– Да, мы все сделали. Живым его не возьмут.
– А вы сами?
– У нас все есть. Ахмед встречался со своим поставщиком, забрал оружие и патроны, их привезли с Балкан, канал налаженный, товар хороший.
– Когда вас проверяли?
– Полгода назад, как мы и планировали.
– Хорошо. Если бы тогда за вами установили слежку, вас бы сегодня здесь не было.
Абель поднял руку, словно на уроке:
– Мм… а мы точно попадем в рай? Мне казалось, Коран запрещает самоубийства…
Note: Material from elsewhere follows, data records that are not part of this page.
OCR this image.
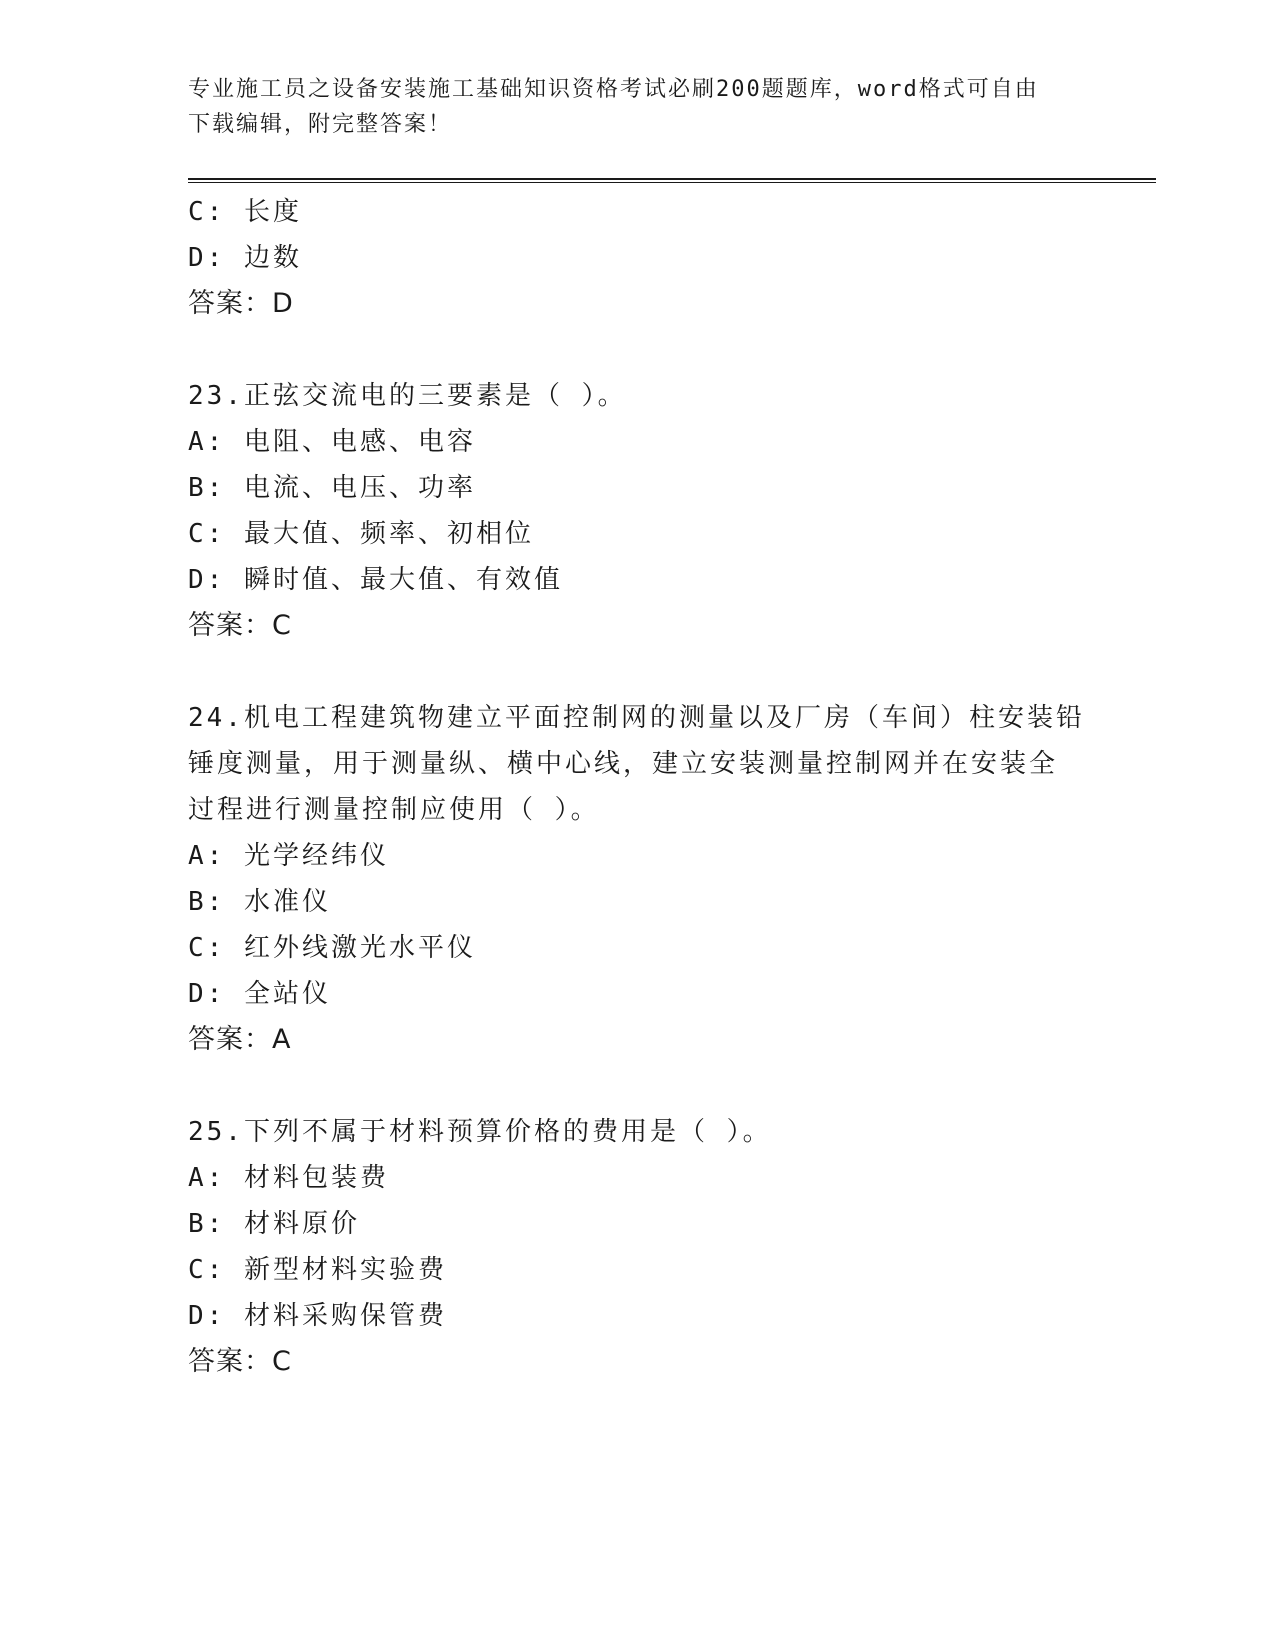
专业施工员之设备安装施工基础知识资格考试必刷200题题库，word格式可自由
下载编辑，附完整答案！
C: 长度
D: 边数
答案：D
23.正弦交流电的三要素是（ ）。
A: 电阻、电感、电容
B: 电流、电压、功率
C: 最大值、频率、初相位
D: 瞬时值、最大值、有效值
答案：C
24.机电工程建筑物建立平面控制网的测量以及厂房（车间）柱安装铅
锤度测量，用于测量纵、横中心线，建立安装测量控制网并在安装全
过程进行测量控制应使用（ ）。
A: 光学经纬仪
B: 水准仪
C: 红外线激光水平仪
D: 全站仪
答案：A
25.下列不属于材料预算价格的费用是（ ）。
A: 材料包装费
B: 材料原价
C: 新型材料实验费
D: 材料采购保管费
答案：C
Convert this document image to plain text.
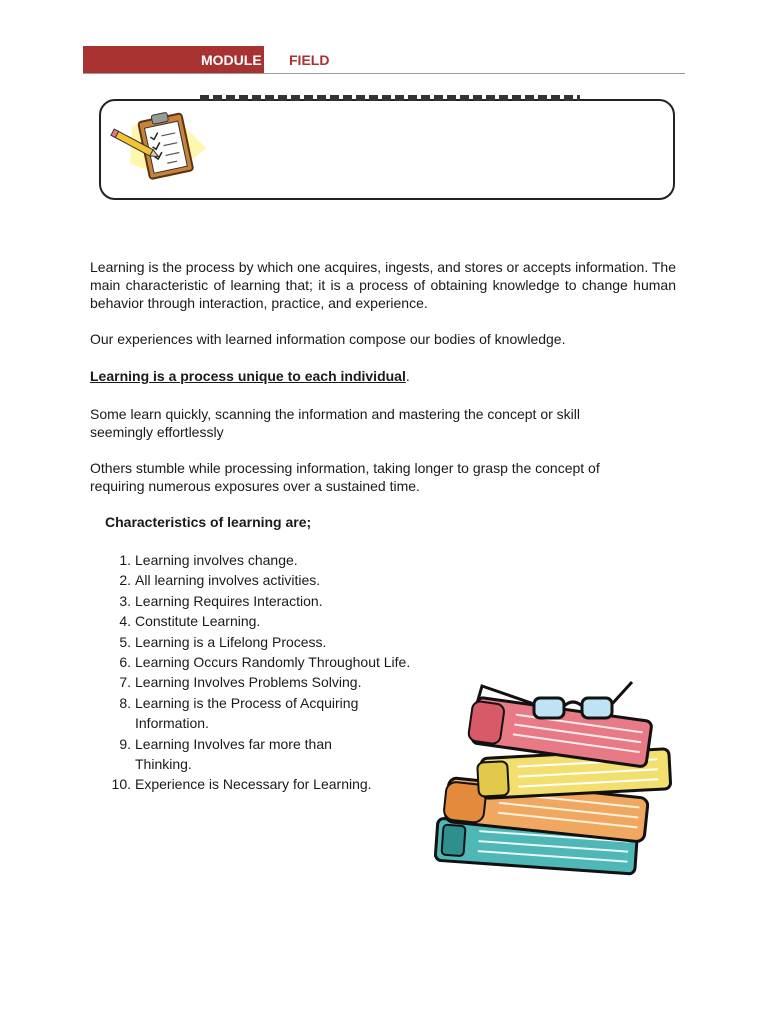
MODULE FIELD

Learning is the process by which one acquires, ingests, and stores or accepts information. The main characteristic of learning that; it is a process of obtaining knowledge to change human behavior through interaction, practice, and experience.

Our experiences with learned information compose our bodies of knowledge.

Learning is a process unique to each individual.

Some learn quickly, scanning the information and mastering the concept or skill seemingly effortlessly

Others stumble while processing information, taking longer to grasp the concept of requiring numerous exposures over a sustained time.

Characteristics of learning are;

1. Learning involves change.
2. All learning involves activities.
3. Learning Requires Interaction.
4. Constitute Learning.
5. Learning is a Lifelong Process.
6. Learning Occurs Randomly Throughout Life.
7. Learning Involves Problems Solving.
8. Learning is the Process of Acquiring Information.
9. Learning Involves far more than Thinking.
10. Experience is Necessary for Learning.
– В Коране не говорится о самоубийстве, но хадисы говорят, когда умираешь во имя Аллаха и забираешь с собой куффар, то не совершаешь самоубийство, а становишься шахидом. Ты знаешь, что мучеников ждут в раю семьдесят две юные девы. «Никто из тех, кто войдет в Рай, не пожелает возвращаться в мир дольний, даже если предложат ему все, что есть на земле, никто, кроме шахида, ибо, увидев, какая честь ему была оказана, он захочет вернуться и быть убитым еще десять раз»[30]. Твоя жизнь – испытание, лишь смерть будет вечной великой наградой тем, кто ее заслужил. Зачем ждать и грешить, зачем рисковать попасть в ад, если можно открыть двери к вечному блаженству? Ты сделаешь это ради себя, ради уммы, ради братьев-мусульман, ради того, чтобы спасти наших детей от гнета западного мира, который есть творение шайтана, дьявола, ради процветания законов ислама, ради их соблюдения. Ты сделаешь это ради Господа. Неверные называют вас террористами, радикалами, но на самом деле вы избранные – вы осознали, что происходит в мире, и подчинились истинному закону, шариату. Вы стали моджахедами. Гордитесь этой честью, заслужите ее – идите до конца! Тогда вы выдержите испытание жизнью на земле, и Аллах одарит вас своей вечной милостью. Докажите, что если неверные любят жизнь, то мы любим смерть.
Казалось, Абеля успокоили эти слова. Он живо кивнул, но тут же задал новый вопрос:
– А… я хотел узнать… вы сами где будете? Когда мы отправимся в рай.
– Когда вы, воины Аллаха, посеете ужас в телах и душах неверных, я стану лучником, что вонзит стрелу прямо в сердце врага. А теперь, братья, преклоним колени во имя общего дела.
Муса охотно согласился. Абель словно в чем-то сомневался. Он несколько раз поджал губы.
– Думаете, у нас все получится? – наконец выпалил он.
Джинн одарил его своей змеиной улыбкой – льстивой, гипнотизирующей.
– Конечно, друг мой. У нас все получится, и куда лучше, чем у множества наших предшественников. Более того, мы откроем путь сотням последователей. Наше дело велико, мы обязаны действовать, чтобы его поддерживать. Было одиннадцатое сентября, теперь – мы. Образец, источник вдохновения, больше того – необходимость, которая подтолкнет толпы наших нерешительных братьев. Сложное, символичное деяние ободрит сотни «одиноких волков», как они сами себя называют, и их бесконечные удары посеют бесконечный ужас. За это нас будут прославлять до скончания веков.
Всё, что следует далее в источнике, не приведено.